The survey of 1,016 registered voters, released Tuesday morning, was conducted by The New York Times and Siena College from Dec. 10 to 14. It has a margin of error of plus or minus 3.5 percentage points.
The poll also shows that, for the first time, young voters prefer former President Donald Trump to President Joe Biden, 49% to 43%. The Times cites the war as one explanation for the shift. Among voters ages 18 to 29, the poll found, 49% think Trump would do a better job on the Israeli-Palestinian conflict, compared to 30% who prefer Biden’s approach.
The poll included a number of other data points that showed younger voters’ diverging opinions on Israel from the electorate overall, including:
- 55% oppose providing additional economic and military support for Israel, compared to 38% overall.
- 59% don’t think Israel is seriously interested in a peaceful solution to its conflict with Palestinians, compared to 38% overall.

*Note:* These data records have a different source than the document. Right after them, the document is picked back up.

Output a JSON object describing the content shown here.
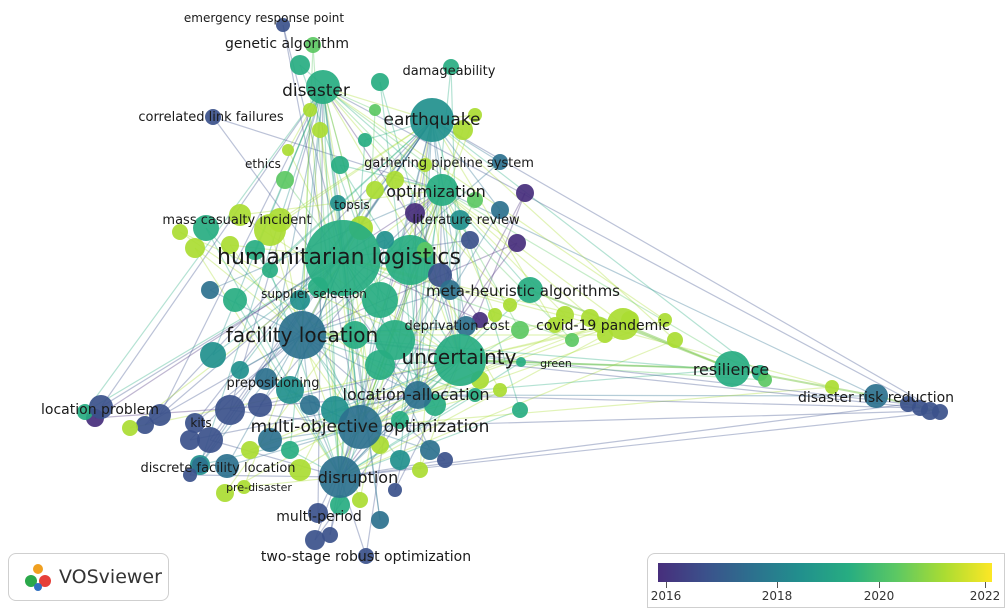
{
  "keywords": [
    {
      "label": "emergency response point"
    },
    {
      "label": "genetic algorithm"
    },
    {
      "label": "damageability"
    },
    {
      "label": "disaster"
    },
    {
      "label": "earthquake"
    },
    {
      "label": "correlated link failures"
    },
    {
      "label": "ethics"
    },
    {
      "label": "gathering pipeline system"
    },
    {
      "label": "optimization"
    },
    {
      "label": "topsis"
    },
    {
      "label": "mass casualty incident"
    },
    {
      "label": "literature review"
    },
    {
      "label": "humanitarian logistics"
    },
    {
      "label": "supplier selection"
    },
    {
      "label": "meta-heuristic algorithms"
    },
    {
      "label": "facility location"
    },
    {
      "label": "deprivation cost"
    },
    {
      "label": "covid-19 pandemic"
    },
    {
      "label": "uncertainty"
    },
    {
      "label": "green"
    },
    {
      "label": "resilience"
    },
    {
      "label": "prepositioning"
    },
    {
      "label": "location-allocation"
    },
    {
      "label": "disaster risk reduction"
    },
    {
      "label": "location problem"
    },
    {
      "label": "kits"
    },
    {
      "label": "multi-objective optimization"
    },
    {
      "label": "discrete facility location"
    },
    {
      "label": "pre-disaster"
    },
    {
      "label": "disruption"
    },
    {
      "label": "multi-period"
    },
    {
      "label": "two-stage robust optimization"
    }
  ],
  "legend": {
    "app_name": "VOSviewer",
    "ticks": [
      "2016",
      "2018",
      "2020",
      "2022"
    ]
  }
}
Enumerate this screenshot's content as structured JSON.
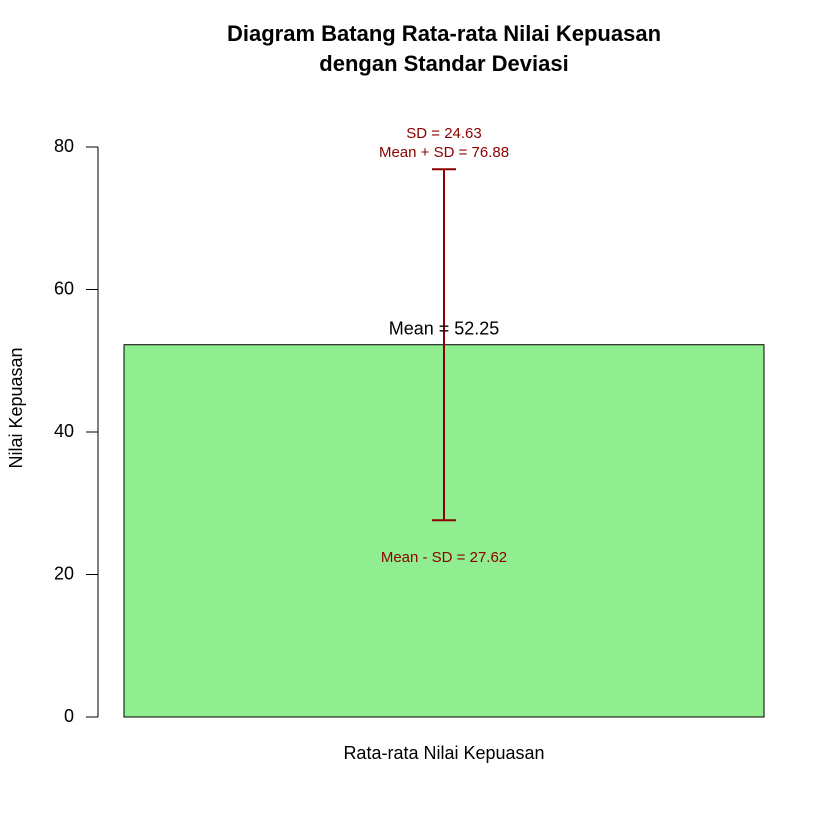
{
  "chart_data": {
    "type": "bar",
    "title": [
      "Diagram Batang Rata-rata Nilai Kepuasan",
      "dengan Standar Deviasi"
    ],
    "y_label": "Nilai Kepuasan",
    "categories": [
      "Rata-rata Nilai Kepuasan"
    ],
    "values": [
      52.25
    ],
    "value_labels": [
      "Mean = 52.25"
    ],
    "errors": [
      24.63
    ],
    "error_labels": [
      "SD = 24.63"
    ],
    "annotations": [
      {
        "text": "Mean + SD = 76.88",
        "value": 76.88
      },
      {
        "text": "Mean - SD = 27.62",
        "value": 27.62
      }
    ],
    "color": "#90ee90",
    "error_color": "#8b0000",
    "ylim": [
      0,
      80
    ],
    "yticks": [
      0,
      20,
      40,
      60,
      80
    ]
  }
}
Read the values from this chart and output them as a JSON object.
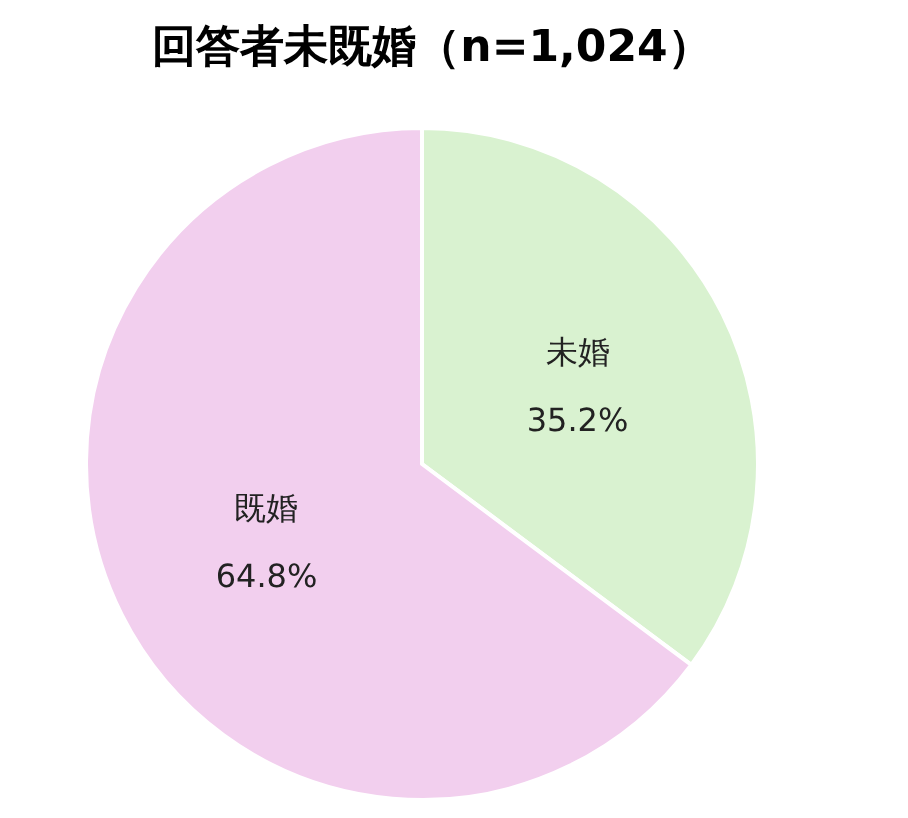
{
  "chart_data": {
    "type": "pie",
    "title": "回答者未既婚（n=1,024）",
    "categories": [
      "未婚",
      "既婚"
    ],
    "values": [
      35.2,
      64.8
    ],
    "value_labels": [
      "35.2%",
      "64.8%"
    ],
    "colors": [
      "#d9f2d0",
      "#f2cfee"
    ],
    "legend": false
  }
}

- 67% think Israel should stop its current military campaign, even if not all Israeli hostages have been released, compared to 44% overall.
- 74% believe Israel is not taking enough precautions to avoid civilian casualties, compared to 48% overall.

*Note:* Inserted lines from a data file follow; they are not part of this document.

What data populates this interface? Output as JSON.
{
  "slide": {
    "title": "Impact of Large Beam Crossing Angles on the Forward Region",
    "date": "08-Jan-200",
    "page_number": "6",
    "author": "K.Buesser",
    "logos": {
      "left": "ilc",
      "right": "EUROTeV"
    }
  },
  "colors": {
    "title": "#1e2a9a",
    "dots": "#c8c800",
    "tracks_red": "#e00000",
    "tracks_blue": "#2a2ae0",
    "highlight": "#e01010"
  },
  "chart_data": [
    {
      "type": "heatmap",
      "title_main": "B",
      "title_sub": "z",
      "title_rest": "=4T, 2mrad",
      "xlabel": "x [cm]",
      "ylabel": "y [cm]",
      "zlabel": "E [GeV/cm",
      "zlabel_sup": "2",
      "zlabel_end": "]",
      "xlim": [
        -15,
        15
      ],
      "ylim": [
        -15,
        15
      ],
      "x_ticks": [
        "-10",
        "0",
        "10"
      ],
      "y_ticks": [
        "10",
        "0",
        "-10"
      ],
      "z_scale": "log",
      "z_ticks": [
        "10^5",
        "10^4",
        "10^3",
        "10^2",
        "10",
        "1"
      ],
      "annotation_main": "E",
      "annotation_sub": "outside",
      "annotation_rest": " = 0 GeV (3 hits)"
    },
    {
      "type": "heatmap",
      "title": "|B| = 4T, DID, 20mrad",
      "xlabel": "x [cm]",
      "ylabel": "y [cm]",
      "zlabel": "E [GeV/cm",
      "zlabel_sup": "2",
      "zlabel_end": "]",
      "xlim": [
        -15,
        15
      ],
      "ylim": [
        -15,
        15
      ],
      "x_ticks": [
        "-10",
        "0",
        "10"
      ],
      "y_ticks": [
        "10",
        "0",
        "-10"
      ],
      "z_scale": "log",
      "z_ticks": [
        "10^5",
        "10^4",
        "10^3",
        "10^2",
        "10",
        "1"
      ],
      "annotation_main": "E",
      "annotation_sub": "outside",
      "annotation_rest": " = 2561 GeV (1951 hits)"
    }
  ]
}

- 48% believe Israel is intentionally killing civilians, more than twice the 22% among all voters surveyed.
The new poll joins other recent surveys that have chronicled a shift among younger voters away from generations of U.S. support for the Jewish state since its founding in 1948. A Harvard CAPS/Harris poll conducted last week found that 51% of those 18 to 24 think Israel should be “ended and given to Hamas and the Palestinians.”
The TikTok generation
Some analysts have suggested the shift is rooted in the sources young people rely on for news. The largest contingent of those 18 to 29 in the Times/Siena poll, 35%, said they consume news on social media, with 72% using TikTok.
“Those who identify as regular users of TikTok were the most adamant in their criticism” of Israel, the Times noted, a platform where “brutal images of slain Palestinians bombard youthful eyes.”

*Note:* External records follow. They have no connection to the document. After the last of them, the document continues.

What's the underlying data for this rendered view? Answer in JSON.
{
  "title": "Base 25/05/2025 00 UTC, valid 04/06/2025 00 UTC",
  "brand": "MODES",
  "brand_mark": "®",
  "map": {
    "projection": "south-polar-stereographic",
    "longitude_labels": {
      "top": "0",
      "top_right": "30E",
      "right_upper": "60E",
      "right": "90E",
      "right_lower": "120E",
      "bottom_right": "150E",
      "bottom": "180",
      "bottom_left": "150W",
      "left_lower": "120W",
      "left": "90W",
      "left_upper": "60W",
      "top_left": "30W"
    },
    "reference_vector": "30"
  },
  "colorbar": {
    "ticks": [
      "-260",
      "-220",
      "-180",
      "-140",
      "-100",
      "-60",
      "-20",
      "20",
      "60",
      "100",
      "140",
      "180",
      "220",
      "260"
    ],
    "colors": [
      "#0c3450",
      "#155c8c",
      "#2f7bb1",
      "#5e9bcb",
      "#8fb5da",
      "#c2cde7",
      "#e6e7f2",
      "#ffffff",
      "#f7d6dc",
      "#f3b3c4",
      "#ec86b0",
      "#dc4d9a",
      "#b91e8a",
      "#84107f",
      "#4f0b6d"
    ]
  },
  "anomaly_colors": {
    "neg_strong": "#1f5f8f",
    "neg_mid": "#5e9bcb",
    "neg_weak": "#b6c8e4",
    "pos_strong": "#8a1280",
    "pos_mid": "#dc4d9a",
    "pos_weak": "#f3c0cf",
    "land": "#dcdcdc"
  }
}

More than two-thirds of TikTok users are ages 18 to 34. On that platform, between Oct. 23 and 30, the hashtag #standwithpalestine was viewed 285 million times compared to #standwithisrael at 64 million. A study by the Humanz company, meanwhile, found 109 billion posts on TikTok and Instagram with pro-Palestinian hashtags, 15 times the 7 billion with pro-Israel ones, during a month of the war.
The Israel-Palestinian conflict is not the only Jewish topic where younger Americans diverge from older generations. A study released this month by YouGov and The Economist found that 1 in 5 young Americans believe the Holocaust is a myth, compared to 7% of Americans overall.